Il dollaro si è fortemente indebolito, mentre l’oro rimane il principale beneficiario della fase attuale, registrando nuovi massimi grazie all’aumento dell’avversione al rischio. Il petrolio è sceso, scontando una maggiore probabilità di rallentamento economico.

Sul fronte dei tassi d’interesse, negli Stati Uniti il titolo decennale è rimasto sostanzialmente stabile al 4,2%, mentre le aspettative d’inflazione a 10 anni sono scese leggermente al 2,25% (di conseguenza i tassi reali sono saliti di 10 pb all’1,93%). In Europa, il Bund tedesco a 10 anni è sceso di 30 pb, al 2,45%, così come il rendimento del Btp italiano al 3,58%, con uno spread sostanzialmente stabile a 113 pb. La riduzione dei rendimenti è legata ai timori di un rallentamento del ciclo economico. Il mercato si aspetta quasi 4 tagli da parte della Fed entro la fine del 2025 (-100bps al 3,3%), mentre per la Bce le attese sono per poco più di due tagli di 65bps all’1,5%. Continuiamo a prevedere che la Bce taglierà i tassi di 25 pb sia nella riunione di giugno che in quella di luglio, portando il tasso di deposito all’1,75%.

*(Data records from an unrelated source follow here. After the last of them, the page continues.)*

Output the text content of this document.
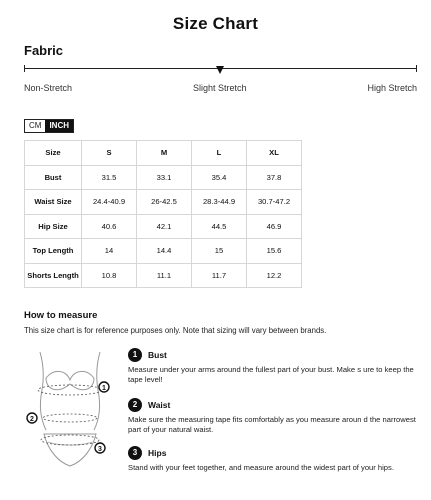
Size Chart
Fabric
Non-Stretch	Slight Stretch	High Stretch
CM	INCH
Size	S	M	L	XL
Bust	31.5	33.1	35.4	37.8
Waist Size	24.4-40.9	26-42.5	28.3-44.9	30.7-47.2
Hip Size	40.6	42.1	44.5	46.9
Top Length	14	14.4	15	15.6
Shorts Length	10.8	11.1	11.7	12.2
How to measure
This size chart is for reference purposes only. Note that sizing will vary between brands.
1
2
3
1	Bust
Measure under your arms around the fullest part of your bust. Make s ure to keep the tape level!
2	Waist
Make sure the measuring tape fits comfortably as you measure aroun d the narrowest part of your natural waist.
3	Hips
Stand with your feet together, and measure around the widest part of your hips.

Confermiamo la nostra visione moderatamente positiva sui mercati azionari, mantenendo un cuscinetto di liquidità per cogliere potenziali opportunità in caso di nuove correzioni. Il nostro scenario di base rimane quello di un’economia globale resiliente, in grado di evitare una recessione tecnica, nonostante il recente deterioramento delle aspettative di crescita dovuto ai cambiamenti politici negli Stati Unitii, con ttagli alla spesa pubblica e aumento delle tensioni commerciali. In questo contesto continuiamo a privilegiare i titoli azionari di qualità e difensivi sotto la superficie del mercato. Nel frattempo, il settore dei beni di consumo discrezionali rimane probabilmente quello che sottoperformerà nettamente il rischio tariffario, in linea con la nostra visione di lunga data. Si tratta del grosso del nostro portafoglio, rappresentato da titoli con una leva finanziaria molto bassa, bilanci sani e un forte posizionamento sul mercato di riferimento”. Spiega Scauri.

E conclude dicendo che: “In tempi in cui è difficile aggiungere rischio, è spesso dove il rischio deve essere aggiunto. La narrativa fiscale tedesca diventa ancora più importante rispetto a prima del sell-off, anche in una prospettiva azionaria globale. I titoli preferiti dell’anno in corso, meno esposti ai dazi, come i titoli della difesa o quelli legati alla Germania, offrono ora un punto di ingresso molto più interessante rispetto alle settimane precedenti. Infine, sottolineiamo la nostra non esposizione al settore petrolifero. La recente intenzione dell’OPEC+ di aumentare ulteriormente la produzione ha messo a rischio la remunerazione delle compagnie petrolifere integrate e gli investimenti delle società di servizi petroliferi”.